Hollande prêt à aller au référendum sur le droit de vote des étrangers

en matière de droit de vote des étrangers, François Hollande a affirmé mercredi qu’il était prêt à aller jusqu’au référendum sur le droit de vote des étrangers non communautaires aux municipales s’il n’obtenait pas de majorité au Parlement.

«Pour faire passer cette réforme, il nous faudra avoir une majorité des 3/5e c’est une révision de la Constitution, je soumettrai donc cette proposition au Parlement. S’il y a une majorité des 3/5e - ça voudra dire qu’une partie de la droite et du centre (...) (la voteront, ndlr) - la réforme passera. S’il n’y a pas de majorité, ce sera au peuple français de pouvoir en décider», a affirmé le candidat socialiste à la présidentielle.

Il a rappelé qu’il défendait «depuis des années» cette position, soulignant que son rival Nicolas Sarkozy «y était favorable», en l’ayant «écrit en 2001», «rappelé en 2005» et «confirmé en 2008».

«Nous ne souhaitons pas que les immigrés votent en France» a répondu Nicolas Sarkozy.

«Pourquoi laissez vous entendre que les immigrés non européens sont musulmans ?», lui a lancé François Hollande.

«La France traite mieux les musulmans en France que les chrétiens ne sont traités en Orient (...) Contester que le droit de vote concernera avant tout les communautés nord-africaines et sub-sahariennes, c’est mal connaître les flux migratoires», a répondu Nicolas Sarkozy.

François Hollande a assuré qu’il ne tolérerait pas, s’il est élu, les horaires différenciés hommes-femmes dans les piscines municipales, ni la viande halal dans les cantines municipales.

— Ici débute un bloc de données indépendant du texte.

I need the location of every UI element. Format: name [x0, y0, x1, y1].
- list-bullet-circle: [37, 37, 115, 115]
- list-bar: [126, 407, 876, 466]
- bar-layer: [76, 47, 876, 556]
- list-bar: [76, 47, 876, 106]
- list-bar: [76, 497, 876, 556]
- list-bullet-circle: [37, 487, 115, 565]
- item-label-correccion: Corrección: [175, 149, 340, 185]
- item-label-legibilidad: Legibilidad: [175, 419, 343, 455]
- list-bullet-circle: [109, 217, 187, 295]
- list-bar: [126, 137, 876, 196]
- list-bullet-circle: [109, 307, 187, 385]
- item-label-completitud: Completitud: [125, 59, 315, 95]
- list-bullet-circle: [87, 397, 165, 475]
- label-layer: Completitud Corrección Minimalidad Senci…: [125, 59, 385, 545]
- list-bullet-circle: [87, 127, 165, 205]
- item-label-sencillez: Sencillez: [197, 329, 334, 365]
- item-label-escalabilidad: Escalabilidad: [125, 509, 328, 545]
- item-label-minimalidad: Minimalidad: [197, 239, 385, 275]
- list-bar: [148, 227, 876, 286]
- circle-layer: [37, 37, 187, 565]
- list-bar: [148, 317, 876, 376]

Echanges tendus et accusations de mensonge

A plusieurs reprise, le président-candidat UMP a accusé son adversaire de mentir: «Dans votre volonté de démontrer l’indémontrable, vous mentez».

«Ca y est, ça vous reprend, c’est décidément un leitmotiv qui devrait pour moi être insupportable mais qui dans votre bouche finit par être une habitude», a répliqué François Hollande.

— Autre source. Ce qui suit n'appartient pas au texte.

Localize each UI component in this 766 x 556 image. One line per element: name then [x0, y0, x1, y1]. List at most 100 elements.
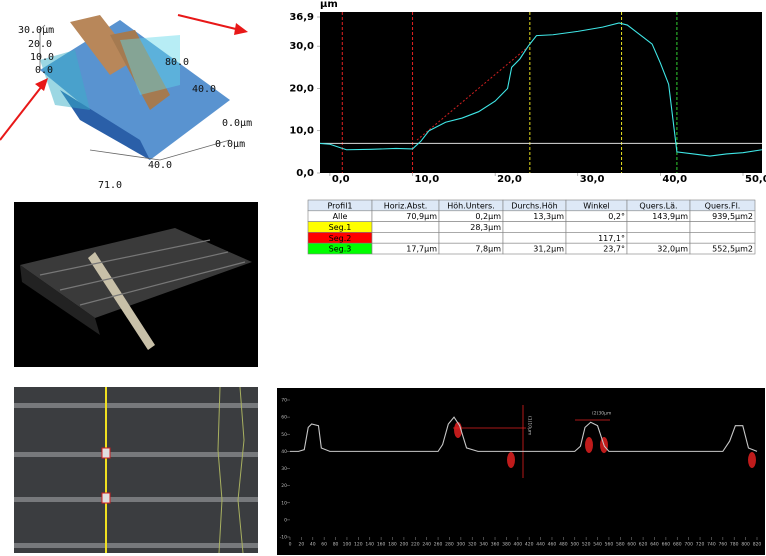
- x-tick-label: 740: [707, 542, 716, 548]
- table-text: Winkel: [583, 201, 610, 210]
- table-text: 32,0µm: [657, 245, 688, 254]
- axis-label: 30.0µm: [18, 25, 54, 36]
- table-cell: [690, 222, 755, 233]
- x-tick-label: 80: [333, 542, 339, 548]
- x-tick-label: 700: [684, 542, 693, 548]
- table-text: Durchs.Höh: [511, 201, 558, 210]
- x-tick-label: 280: [445, 542, 454, 548]
- arrow-head: [234, 23, 248, 35]
- table-text: 31,2µm: [533, 245, 564, 254]
- axis-label: 0.0: [35, 65, 53, 76]
- cursor-marker: [748, 452, 756, 468]
- table-cell: [627, 222, 690, 233]
- x-tick-label: 440: [536, 542, 545, 548]
- x-tick-label: 20: [299, 542, 305, 548]
- x-tick-label: 320: [468, 542, 477, 548]
- x-tick-label: 540: [593, 542, 602, 548]
- x-tick-label: 600: [627, 542, 636, 548]
- marker: [102, 448, 110, 458]
- sample-image-3d: [14, 202, 258, 367]
- y-tick-label: 10: [281, 500, 287, 506]
- x-tick-label: 800: [741, 542, 750, 548]
- y-tick-label: 36,9: [289, 12, 314, 23]
- arrow: [0, 86, 42, 140]
- x-tick-label: 10,0: [415, 174, 440, 185]
- x-tick-label: 50,0: [745, 174, 766, 185]
- table-text: Seg.3: [329, 245, 352, 254]
- x-tick-label: 340: [479, 542, 488, 548]
- axis-label: 71.0: [98, 180, 122, 191]
- y-tick-label: 70: [281, 398, 287, 404]
- x-tick-label: 100: [343, 542, 352, 548]
- table-text: Horiz.Abst.: [384, 201, 428, 210]
- table-cell: [690, 232, 755, 243]
- y-tick-label: 40: [281, 449, 287, 455]
- table-text: 552,5µm2: [712, 245, 753, 254]
- x-tick-label: 260: [434, 542, 443, 548]
- x-tick-label: 380: [502, 542, 511, 548]
- marker: [102, 493, 110, 503]
- table-cell: [372, 222, 439, 233]
- x-tick-label: 400: [514, 542, 523, 548]
- y-tick-label: 20,0: [289, 83, 314, 94]
- table-text: 0,2°: [608, 212, 625, 221]
- y-tick-label: 60: [281, 415, 287, 421]
- arrow-head: [35, 78, 48, 91]
- table-text: Höh.Unters.: [447, 201, 495, 210]
- x-tick-label: 480: [559, 542, 568, 548]
- table-cell: [372, 232, 439, 243]
- axis-label: 80.0: [165, 57, 189, 68]
- y-tick-label: 20: [281, 483, 287, 489]
- table-cell: [503, 222, 566, 233]
- table-text: 7,8µm: [475, 245, 501, 254]
- x-tick-label: 680: [673, 542, 682, 548]
- x-tick-label: 580: [616, 542, 625, 548]
- x-tick-label: 620: [639, 542, 648, 548]
- x-tick-label: 720: [696, 542, 705, 548]
- chart2-bg: [277, 388, 765, 555]
- x-tick-label: 520: [582, 542, 591, 548]
- table-cell: [439, 232, 503, 243]
- table-text: Alle: [333, 212, 348, 221]
- axis-label: 20.0: [28, 39, 52, 50]
- table-text: 0,2µm: [475, 212, 501, 221]
- x-tick-label: 160: [377, 542, 386, 548]
- x-tick-label: 500: [570, 542, 579, 548]
- x-tick-label: 460: [548, 542, 557, 548]
- axis-label: 0.0µm: [215, 139, 245, 150]
- annotation: (1)10µm: [527, 416, 533, 435]
- x-tick-label: 780: [730, 542, 739, 548]
- table-text: 13,3µm: [533, 212, 564, 221]
- annotation: (2)30µm: [592, 411, 611, 417]
- axis-label: 10.0: [30, 52, 54, 63]
- table-text: 143,9µm: [652, 212, 688, 221]
- table-cell: [566, 222, 627, 233]
- y-tick-label: 30,0: [289, 41, 314, 52]
- y-tick-label: -10: [280, 535, 287, 541]
- table-text: 23,7°: [603, 245, 625, 254]
- arrow: [178, 15, 240, 30]
- x-tick-label: 420: [525, 542, 534, 548]
- table-text: 939,5µm2: [712, 212, 753, 221]
- x-tick-label: 120: [354, 542, 363, 548]
- x-tick-label: 40: [310, 542, 316, 548]
- table-text: 117,1°: [598, 234, 625, 243]
- table-text: 70,9µm: [406, 212, 437, 221]
- x-tick-label: 560: [605, 542, 614, 548]
- image-bg: [14, 387, 258, 553]
- table-cell: [503, 232, 566, 243]
- x-tick-label: 0,0: [332, 174, 350, 185]
- table-text: 17,7µm: [406, 245, 437, 254]
- x-tick-label: 760: [719, 542, 728, 548]
- table-text: Seg.2: [329, 234, 352, 243]
- x-tick-label: 180: [388, 542, 397, 548]
- x-tick-label: 240: [422, 542, 431, 548]
- x-tick-label: 660: [662, 542, 671, 548]
- cursor-marker: [507, 452, 515, 468]
- table-text: Quers.Lä.: [639, 201, 677, 210]
- table-text: Quers.Fl.: [705, 201, 741, 210]
- x-tick-label: 360: [491, 542, 500, 548]
- x-tick-label: 220: [411, 542, 420, 548]
- x-tick-label: 200: [400, 542, 409, 548]
- y-tick-label: 0,0: [296, 168, 314, 179]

«C’est très tendu. Le thème du mensonge, on avait pas eu ça depuis 1988 entre François Mitterrand et Jacques Chirac», a commenté pour l’AFP le politologue Frédéric Dabi (Ifop). «Il n’y pas eu de round d’observation», a-t-il dit, «Nicolas Sarkozy prend des risques».

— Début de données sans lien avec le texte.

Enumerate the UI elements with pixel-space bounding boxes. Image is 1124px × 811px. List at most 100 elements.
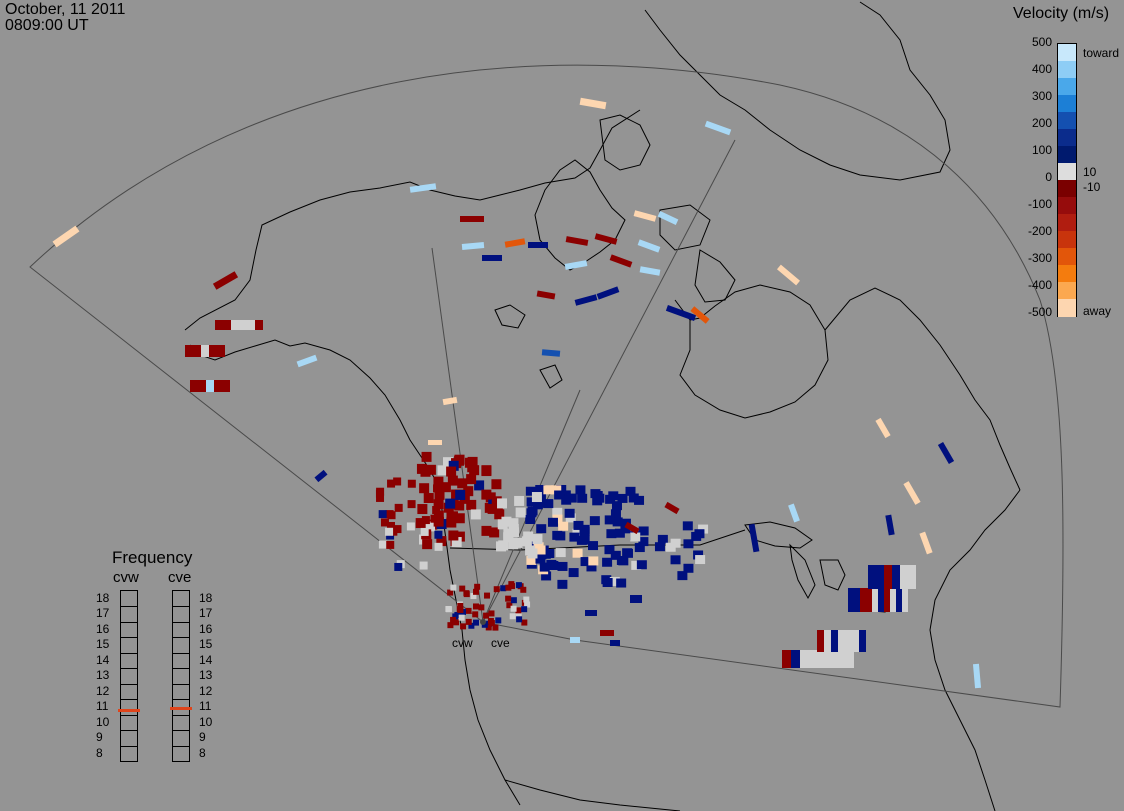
scatter-cell	[457, 606, 464, 613]
scatter-cell	[461, 242, 485, 250]
scatter-cell	[454, 500, 465, 511]
frequency-gridline	[173, 683, 189, 685]
frequency-tick-left: 8	[96, 745, 103, 760]
scatter-cell	[557, 561, 568, 571]
scatter-cell	[622, 548, 633, 558]
scatter-cell	[515, 507, 526, 518]
scatter-cell	[748, 523, 760, 553]
scatter-cell	[482, 255, 502, 261]
scatter-cell	[636, 560, 647, 570]
scatter-cell	[526, 555, 537, 565]
scatter-cell	[523, 531, 534, 542]
scatter-cell	[432, 506, 441, 515]
scatter-cell	[594, 233, 618, 245]
frequency-gridline	[121, 730, 137, 732]
scatter-cell	[536, 290, 556, 300]
scatter-cell	[239, 320, 247, 330]
scatter-cell	[510, 605, 517, 612]
scatter-cell	[872, 588, 878, 612]
scatter-cell	[665, 305, 697, 321]
frequency-tick-right: 17	[199, 606, 213, 621]
scatter-cell	[616, 555, 627, 565]
scatter-cell	[576, 535, 587, 545]
scatter-cell	[590, 489, 601, 499]
scatter-cell	[588, 541, 599, 551]
scatter-cell	[454, 513, 465, 524]
scatter-cell	[800, 650, 809, 668]
frequency-tick-left: 15	[96, 637, 110, 652]
scatter-cell	[421, 451, 432, 462]
scatter-cell	[470, 509, 481, 520]
scatter-cell	[52, 225, 80, 248]
scatter-cell	[602, 578, 613, 588]
colorbar-segment	[1058, 180, 1076, 198]
scatter-cell	[460, 216, 484, 222]
scatter-cell	[514, 495, 525, 506]
scatter-cell	[580, 557, 591, 567]
scatter-cell	[866, 588, 872, 612]
scatter-cell	[516, 616, 523, 623]
scatter-cell	[520, 586, 527, 593]
scatter-cell	[664, 501, 680, 515]
scatter-cell	[878, 588, 884, 612]
frequency-tick-right: 16	[199, 621, 213, 636]
scatter-cell	[585, 610, 597, 616]
scatter-cell	[296, 354, 318, 368]
scatter-cell	[447, 589, 454, 596]
scatter-cell	[589, 516, 600, 526]
scatter-cell	[185, 345, 193, 357]
scatter-cell	[892, 565, 900, 589]
scatter-cell	[682, 521, 693, 531]
scatter-cell	[448, 460, 459, 471]
frequency-gridline	[121, 637, 137, 639]
scatter-cell	[541, 349, 561, 357]
velocity-tick: -300	[1027, 251, 1052, 265]
colorbar-segment	[1058, 146, 1076, 164]
scatter-cell	[437, 465, 448, 476]
scatter-cell	[552, 507, 563, 517]
coastlines	[184, 1, 1021, 811]
scatter-cell	[193, 345, 201, 357]
scatter-cell	[380, 518, 389, 527]
scatter-cell	[497, 519, 508, 530]
scatter-cell	[521, 619, 528, 626]
scatter-cell	[378, 540, 387, 549]
scatter-cell	[510, 597, 517, 604]
scatter-cell	[845, 650, 854, 668]
scatter-cell	[473, 588, 480, 595]
colorbar-segment	[1058, 163, 1076, 181]
scatter-cell	[393, 525, 402, 534]
colorbar-segment	[1058, 282, 1076, 300]
scatter-cell	[505, 584, 512, 591]
scatter-cell	[421, 516, 430, 525]
scatter-cell	[492, 624, 499, 631]
scatter-cell	[464, 457, 475, 468]
frequency-tick-left: 11	[96, 699, 109, 714]
scatter-cell	[506, 602, 513, 609]
scatter-cell	[445, 606, 452, 613]
scatter-cell	[588, 556, 599, 566]
scatter-cell	[420, 527, 429, 536]
radar-label-cve: cve	[168, 569, 192, 586]
scatter-cell	[470, 593, 477, 600]
frequency-gridline	[121, 621, 137, 623]
scatter-cell	[454, 531, 465, 542]
scatter-cell	[575, 485, 586, 495]
colorbar-segment	[1058, 299, 1076, 317]
colorbar-segment	[1058, 78, 1076, 96]
scatter-cell	[458, 614, 465, 621]
frequency-gridline	[173, 745, 189, 747]
scatter-cell	[919, 531, 933, 555]
scatter-cell	[217, 345, 225, 357]
scatter-cell	[503, 532, 514, 543]
scatter-cell	[425, 464, 436, 475]
scatter-cell	[450, 584, 457, 591]
frequency-title: Frequency	[112, 548, 193, 567]
scatter-cell	[791, 650, 800, 668]
scatter-cell	[704, 120, 732, 136]
scatter-cell	[488, 620, 495, 627]
frequency-gridline	[173, 730, 189, 732]
scatter-cell	[454, 455, 465, 466]
scatter-cell	[407, 479, 416, 488]
scatter-cell	[890, 588, 896, 612]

«De façon un peu professorale, Nicolas Sarkozy délégitime les capacités de François Hollande à endosser la fonction», selon M. Dabi.

Le chef de l’Etat a notamment essayé de mettre son rival en difficulté sur l’attitude de l’opposition à l’Assemblée: «Pourquoi avez-vous voté contre le grand emprunt? Pourquoi avez-vous voté contre la suppression de la taxe professionnelle? Vous avez voté non à tout, vous avez essayé de démolir tout».

Sous l’arbitrage de Laurence Ferrari (TF1) et David Pujadas (France 2), les deux finalistes de la course à l’Elysée devaient ensuite confronter leurs positions sur les questions de société, le style de présidence qu’ils veulent incarner puis les dossiers internationaux.